Future studies could explore causal effects through longitudinal or experimental designs, including attention or emotion training.
Clinical Implications
- For educators: Teach emotion regulation and mindfulness strategies to reduce procrastination in students.
- For clinicians: Target both attentional control and emotional dysregulation in therapy for procrastination.
- Challenges: Implementing these interventions in large educational settings may require scalable digital tools.
Strengths
This study had several methodological strengths, including:
- The study used objective cognitive task data (ANTI-Vea) alongside validated self-report measures.
- It employed rigorous statistical mediation models and preregistered hypotheses.
- Sample size was sufficiently powered for mediation analysis.
- Results are openly accessible, enhancing transparency and reproducibility.
Limitations
This study also had several limitations, including:
- All findings are correlational; causation cannot be inferred.
- Some associations did not survive FDR correction.
- Measures of vigilance decrement had low internal consistency.
- The DSSQ’s Engagement and Distress subscales showed low reliability in this sample.
- The online format may have introduced variability in participant environments.
Socratic Questions
- How might emotion regulation training reduce procrastination differently than attention training?

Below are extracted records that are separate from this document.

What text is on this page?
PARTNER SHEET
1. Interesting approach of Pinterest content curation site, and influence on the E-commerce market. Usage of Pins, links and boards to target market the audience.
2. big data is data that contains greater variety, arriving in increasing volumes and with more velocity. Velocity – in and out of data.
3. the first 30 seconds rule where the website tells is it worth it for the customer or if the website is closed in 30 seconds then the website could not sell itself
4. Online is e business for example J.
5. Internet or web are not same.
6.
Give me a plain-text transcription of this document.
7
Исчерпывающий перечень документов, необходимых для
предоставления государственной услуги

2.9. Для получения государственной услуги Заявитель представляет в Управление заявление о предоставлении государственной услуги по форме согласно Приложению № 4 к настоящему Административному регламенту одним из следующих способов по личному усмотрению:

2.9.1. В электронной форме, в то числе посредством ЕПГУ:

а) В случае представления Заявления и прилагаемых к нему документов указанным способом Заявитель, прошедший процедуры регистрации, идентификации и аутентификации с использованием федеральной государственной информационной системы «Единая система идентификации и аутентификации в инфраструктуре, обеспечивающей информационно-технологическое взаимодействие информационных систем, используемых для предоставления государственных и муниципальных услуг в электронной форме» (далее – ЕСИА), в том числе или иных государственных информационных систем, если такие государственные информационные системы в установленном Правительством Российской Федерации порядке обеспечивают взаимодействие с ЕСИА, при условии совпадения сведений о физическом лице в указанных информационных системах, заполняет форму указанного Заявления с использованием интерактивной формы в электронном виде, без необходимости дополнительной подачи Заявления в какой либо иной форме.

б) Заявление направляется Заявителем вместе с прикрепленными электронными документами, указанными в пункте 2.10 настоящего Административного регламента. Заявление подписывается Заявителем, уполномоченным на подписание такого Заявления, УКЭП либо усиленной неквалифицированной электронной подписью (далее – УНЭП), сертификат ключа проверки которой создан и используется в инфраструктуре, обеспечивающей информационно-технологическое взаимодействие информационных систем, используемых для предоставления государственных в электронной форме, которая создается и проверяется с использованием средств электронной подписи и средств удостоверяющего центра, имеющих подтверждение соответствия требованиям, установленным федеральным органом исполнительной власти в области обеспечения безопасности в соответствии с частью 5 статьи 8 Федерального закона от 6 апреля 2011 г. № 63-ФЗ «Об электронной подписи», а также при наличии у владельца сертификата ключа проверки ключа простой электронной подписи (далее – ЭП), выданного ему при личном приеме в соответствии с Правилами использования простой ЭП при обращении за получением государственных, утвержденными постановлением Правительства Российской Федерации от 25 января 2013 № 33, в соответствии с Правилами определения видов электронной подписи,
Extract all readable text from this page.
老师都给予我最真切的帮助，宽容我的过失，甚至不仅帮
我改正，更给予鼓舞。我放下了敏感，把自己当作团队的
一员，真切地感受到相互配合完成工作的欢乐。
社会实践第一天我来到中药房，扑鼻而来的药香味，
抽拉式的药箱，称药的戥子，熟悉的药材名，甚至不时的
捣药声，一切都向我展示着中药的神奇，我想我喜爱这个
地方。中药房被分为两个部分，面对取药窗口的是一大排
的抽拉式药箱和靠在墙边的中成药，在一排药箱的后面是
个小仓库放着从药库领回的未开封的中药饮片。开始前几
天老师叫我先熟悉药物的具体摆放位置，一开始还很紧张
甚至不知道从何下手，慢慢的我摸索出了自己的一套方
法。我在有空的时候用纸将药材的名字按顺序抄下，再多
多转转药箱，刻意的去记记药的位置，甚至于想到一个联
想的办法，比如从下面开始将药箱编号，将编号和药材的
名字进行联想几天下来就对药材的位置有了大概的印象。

- Could procrastination be adaptive in some situations? What distinguishes adaptive delay from maladaptive procrastination?
- How would you design a study to test causality between attentional control and procrastination?
- What role might cultural factors play in how procrastination, attention, and emotion regulation are expressed?
- How might we address the measurement challenges of vigilance tasks in future research?
- In what ways could educators use these findings to reshape student learning environments?
- How might trait versus state procrastination influence task engagement and emotional distress differently?